Chroniques

par michel slama

Ernest Chausson | La Légende de Sainte Cécile Op.22
Maîtrise Notre-Dame de Paris, Chœur d’enfants, Émilie Fleury

Orchestre de la Garde Républicaine, Sébastien Billard
Musique sacrée à Notre-Dame / Cathédrale Notre-Dame, Paris
- 22 novembre 2016
à Notre-Dame de Paris : La Légende de Sainte Cécile Op.22 d’Ernest Chausson
© michel slama

Les concerts de Musique sacrée à Notre-Dame de Paris ont souhaité célébrer dignement Cécile de Rome, la sainte patronne des musiciens, compositeurs, luthiers et poètes. L’association a donc inscrit au programme de ce soir une anthologie de diverses œuvres rares, à caractère religieux, du tournant du XXe français.

Pour commencer, l’Orchestre de la Garde Républicaine, en formation chambriste, propose le Prélude du Déluge Op.45, oratorio biblique de Camille Saint-Saëns (1876). La réverbération de la cathédrale ne rend pas justice à cette pièce assez ordinaire paraissant encore plus insignifiante privée de l’exécution complète des trois parties qui la composent. Dès le Panis angelicus d’André Caplet (1919), la Maîtrise Notre-Dame de Paris et son Chœur d’enfants captivent l’auditoire par l’ineffabilité de la pureté et de la grâce de cet hymne liturgique de Saint Thomas d’Aquin. Mais si belle soit-elle, cette œuvre n’a jamais égalé la notoriété du Panis très opératique de César Franck (dans la Messe Op.12), tube des ténors. Caplet, qui est presque complètement oublié aujourd’hui, fut un compositeur et chef d’orchestre ami et collaborateur de Claude Debussy dont il arrangea un certain nombre des œuvres. La postérité le considéra à tort comme son simple épigone [lire nos chroniques du 3 février 2013 et du 18 avril 2009, ainsi que notre critique CD du Masque de la mort rouge].

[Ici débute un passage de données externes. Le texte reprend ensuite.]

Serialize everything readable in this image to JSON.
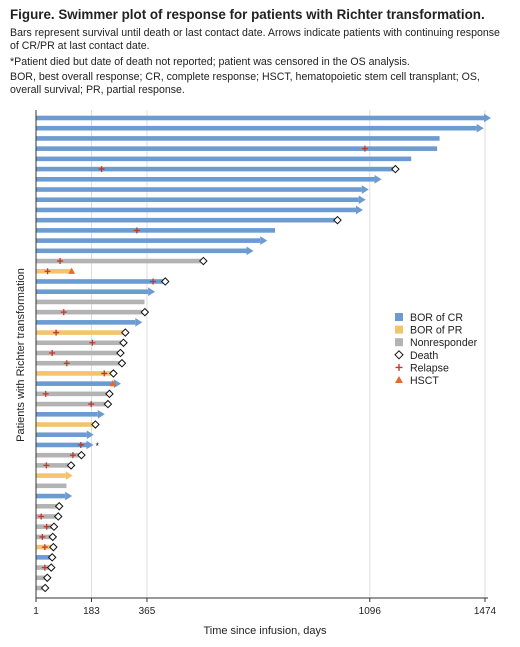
{
  "header": {
    "title": "Figure. Swimmer plot of response for patients with Richter transformation.",
    "description": "Bars represent survival until death or last contact date. Arrows indicate patients with continuing response of CR/PR at last contact date.",
    "footnote": "*Patient died but date of death not reported; patient was censored in the OS analysis.",
    "abbreviations": "BOR, best overall response; CR, complete response; HSCT, hematopoietic stem cell transplant; OS, overall survival; PR, partial response."
  },
  "colors": {
    "CR": "#6b9bd1",
    "PR": "#f2c46e",
    "NR": "#b3b3b3",
    "relapse": "#c0392b",
    "hsct": "#e8692a"
  },
  "chart_data": {
    "type": "bar",
    "orientation": "horizontal",
    "xlabel": "Time since infusion, days",
    "ylabel": "Patients with Richter transformation",
    "xticks": [
      1,
      183,
      365,
      1096,
      1474
    ],
    "xlim": [
      1,
      1474
    ],
    "gridlines": true,
    "legend_position": "right",
    "legend": [
      {
        "label": "BOR of CR",
        "marker": "square",
        "color": "#6b9bd1"
      },
      {
        "label": "BOR of PR",
        "marker": "square",
        "color": "#f2c46e"
      },
      {
        "label": "Nonresponder",
        "marker": "square",
        "color": "#b3b3b3"
      },
      {
        "label": "Death",
        "marker": "diamond",
        "color": "#000000"
      },
      {
        "label": "Relapse",
        "marker": "plus",
        "color": "#c0392b"
      },
      {
        "label": "HSCT",
        "marker": "triangle",
        "color": "#e8692a"
      }
    ],
    "patients": [
      {
        "bor": "CR",
        "end": 1474,
        "arrow": true
      },
      {
        "bor": "CR",
        "end": 1450,
        "arrow": true
      },
      {
        "bor": "CR",
        "end": 1325
      },
      {
        "bor": "CR",
        "end": 1317,
        "relapse": [
          1080
        ]
      },
      {
        "bor": "CR",
        "end": 1232
      },
      {
        "bor": "CR",
        "end": 1180,
        "death": true,
        "relapse": [
          216
        ]
      },
      {
        "bor": "CR",
        "end": 1115,
        "arrow": true
      },
      {
        "bor": "CR",
        "end": 1073,
        "arrow": true
      },
      {
        "bor": "CR",
        "end": 1063,
        "arrow": true
      },
      {
        "bor": "CR",
        "end": 1054,
        "arrow": true
      },
      {
        "bor": "CR",
        "end": 990,
        "death": true
      },
      {
        "bor": "CR",
        "end": 785,
        "relapse": [
          332
        ]
      },
      {
        "bor": "CR",
        "end": 740,
        "arrow": true
      },
      {
        "bor": "CR",
        "end": 695,
        "arrow": true
      },
      {
        "bor": "NR",
        "end": 550,
        "death": true,
        "relapse": [
          80
        ]
      },
      {
        "bor": "PR",
        "end": 120,
        "relapse": [
          39
        ],
        "hsct": [
          118
        ]
      },
      {
        "bor": "CR",
        "end": 425,
        "death": true,
        "relapse": [
          385
        ]
      },
      {
        "bor": "CR",
        "end": 372,
        "arrow": true
      },
      {
        "bor": "NR",
        "end": 357
      },
      {
        "bor": "NR",
        "end": 358,
        "death": true,
        "relapse": [
          92
        ]
      },
      {
        "bor": "CR",
        "end": 330,
        "arrow": true
      },
      {
        "bor": "PR",
        "end": 294,
        "death": true,
        "relapse": [
          67
        ]
      },
      {
        "bor": "NR",
        "end": 288,
        "death": true,
        "relapse": [
          186
        ]
      },
      {
        "bor": "NR",
        "end": 278,
        "death": true,
        "relapse": [
          54
        ]
      },
      {
        "bor": "NR",
        "end": 283,
        "death": true,
        "relapse": [
          102
        ]
      },
      {
        "bor": "PR",
        "end": 255,
        "death": true,
        "relapse": [
          225
        ]
      },
      {
        "bor": "CR",
        "end": 260,
        "arrow": true,
        "hsct": [
          253
        ]
      },
      {
        "bor": "NR",
        "end": 242,
        "death": true,
        "relapse": [
          33
        ]
      },
      {
        "bor": "NR",
        "end": 237,
        "death": true,
        "relapse": [
          182
        ]
      },
      {
        "bor": "CR",
        "end": 207,
        "arrow": true
      },
      {
        "bor": "PR",
        "end": 196,
        "death": true
      },
      {
        "bor": "CR",
        "end": 171,
        "arrow": true
      },
      {
        "bor": "CR",
        "end": 170,
        "arrow": true,
        "relapse": [
          148
        ],
        "asterisk": true
      },
      {
        "bor": "NR",
        "end": 150,
        "death": true,
        "relapse": [
          122
        ]
      },
      {
        "bor": "NR",
        "end": 116,
        "death": true,
        "relapse": [
          35
        ]
      },
      {
        "bor": "PR",
        "end": 102,
        "arrow": true
      },
      {
        "bor": "NR",
        "end": 101
      },
      {
        "bor": "CR",
        "end": 100,
        "arrow": true
      },
      {
        "bor": "NR",
        "end": 77,
        "death": true
      },
      {
        "bor": "NR",
        "end": 74,
        "death": true,
        "relapse": [
          18
        ]
      },
      {
        "bor": "NR",
        "end": 60,
        "death": true,
        "relapse": [
          36
        ]
      },
      {
        "bor": "NR",
        "end": 56,
        "death": true,
        "relapse": [
          22
        ]
      },
      {
        "bor": "PR",
        "end": 58,
        "death": true,
        "relapse": [
          30
        ]
      },
      {
        "bor": "CR",
        "end": 54,
        "death": true
      },
      {
        "bor": "NR",
        "end": 51,
        "death": true,
        "relapse": [
          30
        ]
      },
      {
        "bor": "NR",
        "end": 38,
        "death": true
      },
      {
        "bor": "NR",
        "end": 31,
        "death": true
      }
    ]
  }
}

Le Pie Jesu de Lili Boulanger est un hommage particulièrement poignant à celui du Requiem Op.48 de son professeur et ami Gabriel Fauré. Dicté en 1918 à sa célèbre sœur Nadia par la jeune musicienne âgée de vingt-quatre ans sur son lit de mort, cette partition sombre exprime à la fois la tragédie de la guerre, les souffrances de la maladie inexorable de la malheureuse et la confiance en un paradis d’apaisement. Pour clore cette première partie, le Septuor de Caplet, donné brillamment, est un œuvre particulièrement originale qu’il convient de redécouvrir. Ce soir, l’effectif ne correspond pas à un septuor à proprement parler, puisqu’il est constitué d’un quatuor à cordes (issu de l’orchestre) et de trente choristes – l’original de 1909 est pour quatuor à cordes et trois voix féminines. D’une durée d’une demi-heure, cet opus à caractère religieux mais sans texte offre un camaïeu impressionniste de sonorités qui font inévitablement penser au Quatuor à cordes en sol mineur de Debussy et à Daphnis et Chloé de Ravel, avec l’intervention répétée du chœur.

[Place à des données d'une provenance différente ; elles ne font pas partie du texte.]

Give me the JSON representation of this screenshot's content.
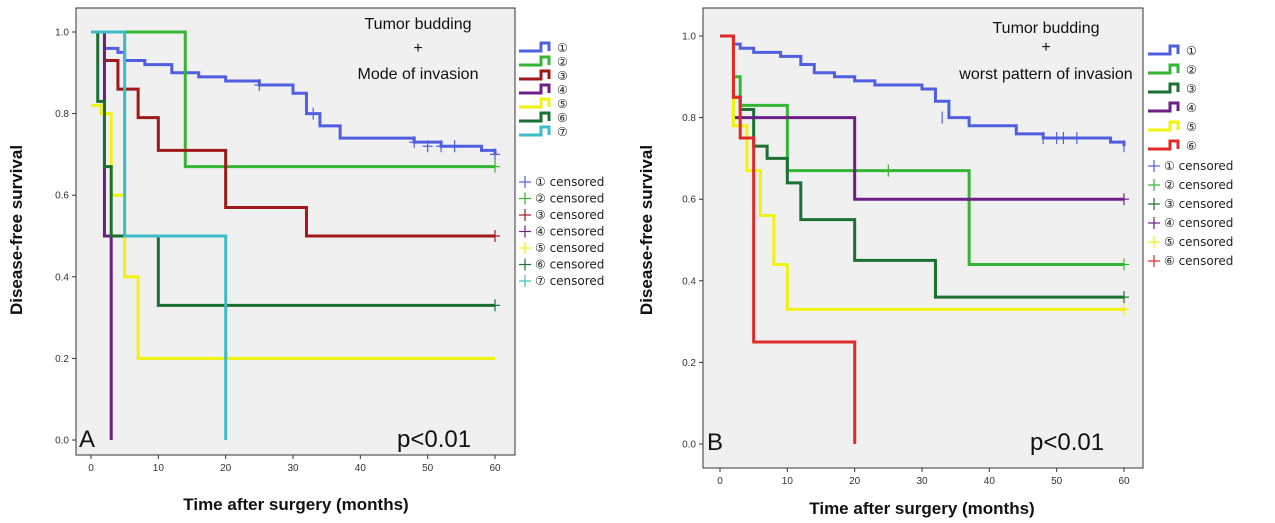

En seconde partie, les interprètes donnent La Légende de Sainte Cécile Op.22 d’Ernest Chausson, page injustement oubliée, rarement jouée et à laquelle un enregistrement de l’Ensemble Orchestral de Paris (l’actuel Orchestre de Chambre de Paris), dirigé par Jean-Jacques Kantorow rend justice. Elle est pourtant riche, solide, possède de magnifiques accents mystiques et célestes, amplifiés par l’utilisation d’un célesta. Le sublime solo du violoncelle à l’Acte II restera dans toutes les mémoires. Jugée durement à sa création en 1892, la Légende déplut pour son inspiration trop romantique et désuète et surtout, en ces temps de mobilisation antigermanique, beaucoup trop wagnérienne. Globalement, la lecture de cette soirée est un enchantement et déclenche une ovation bien méritée d’un auditoire curieux, venu en nombre, et finalement charmé. On regrettera un célesta un peu inaudible en raison de l’acoustique très particulière du lieu. Noyé au milieu des flots musicaux de La Légende de Sainte Cécile, ses interventions perdent de leur intérêt. En revanche, Laurence Poudroux sait émouvoir dans le rôle de la sainte et séduire par une voix tendre et angélique.

Bravo à Yves Castagnet à l’orgue et au célesta, au capitaine Émilie Fleury qui dirigé le chœur dans les pièces vocales de la première partie, au lieutenant-colonel Sébastien Billard, chef adjoint de l’Orchestre de la Garde républicaine et, bien évidemment, à la belle tenue de ses instrumentistes, ainsi qu’aux ensembles vocaux cités.